The books transpires in Shivpalganj (as fictional a village as Malgudi) in Uttar Pradesh during which a post-graduate (Ranganath, a research student in history) from the city comes to spend a sabbatical with his maternal uncle, Vaidji, who is a power-broker and manipulates the village panchayat.
Shukla rips apart the veneer of Indian democracy and points out tongu-in-cheek that “politics is the state’s main industry”.
Shukla pours withering scorn in the book.
A truck driver tells the educated- hitchhiker who refuses to bribe a daroga (police officer) on his behalf tumhari yehi taleem hai? (What have you studied?). This is followed by Shukla’s point of view, "Vartaman shiksha paddati rastay mein padi hui kutiya hai jisay koi bhi laat maar sakta hai. Driver bhi us par chalte-chalte ek jumla maar gaya. (The present education system is a bitch on the road, who can be kicked by anybody. And so, the driver had a go at it).
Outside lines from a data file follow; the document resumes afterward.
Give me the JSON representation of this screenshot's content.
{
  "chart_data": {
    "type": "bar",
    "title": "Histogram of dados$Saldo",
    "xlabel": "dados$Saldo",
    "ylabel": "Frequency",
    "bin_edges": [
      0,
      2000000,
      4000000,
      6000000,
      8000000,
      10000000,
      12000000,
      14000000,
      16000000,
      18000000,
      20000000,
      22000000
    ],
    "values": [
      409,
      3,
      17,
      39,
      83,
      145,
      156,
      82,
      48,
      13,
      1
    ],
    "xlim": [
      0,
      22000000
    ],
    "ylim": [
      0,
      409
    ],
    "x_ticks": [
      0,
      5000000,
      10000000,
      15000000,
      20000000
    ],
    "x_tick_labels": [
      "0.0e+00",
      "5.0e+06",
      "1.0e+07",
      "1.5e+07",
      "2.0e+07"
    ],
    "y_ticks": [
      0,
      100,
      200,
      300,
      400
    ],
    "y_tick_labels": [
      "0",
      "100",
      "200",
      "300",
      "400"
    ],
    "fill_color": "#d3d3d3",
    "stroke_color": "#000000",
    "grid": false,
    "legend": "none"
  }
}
Raag Darbari has three insider tricks to win an election: the Ramnagar trick, the Nevada trick, the Mahipalpur trick. According to me, all three are most relevant in India. But I am not going to disclose them. The EC may not grasp the irony and humour and put me behind bars. So please buy the book and read it.
Message for the industry:
A month before Shukla passed in October 2011, he said in an interview that his depiction of the village politics might pale in comparison with today’s corruption, but that is what makes the book even more relevant.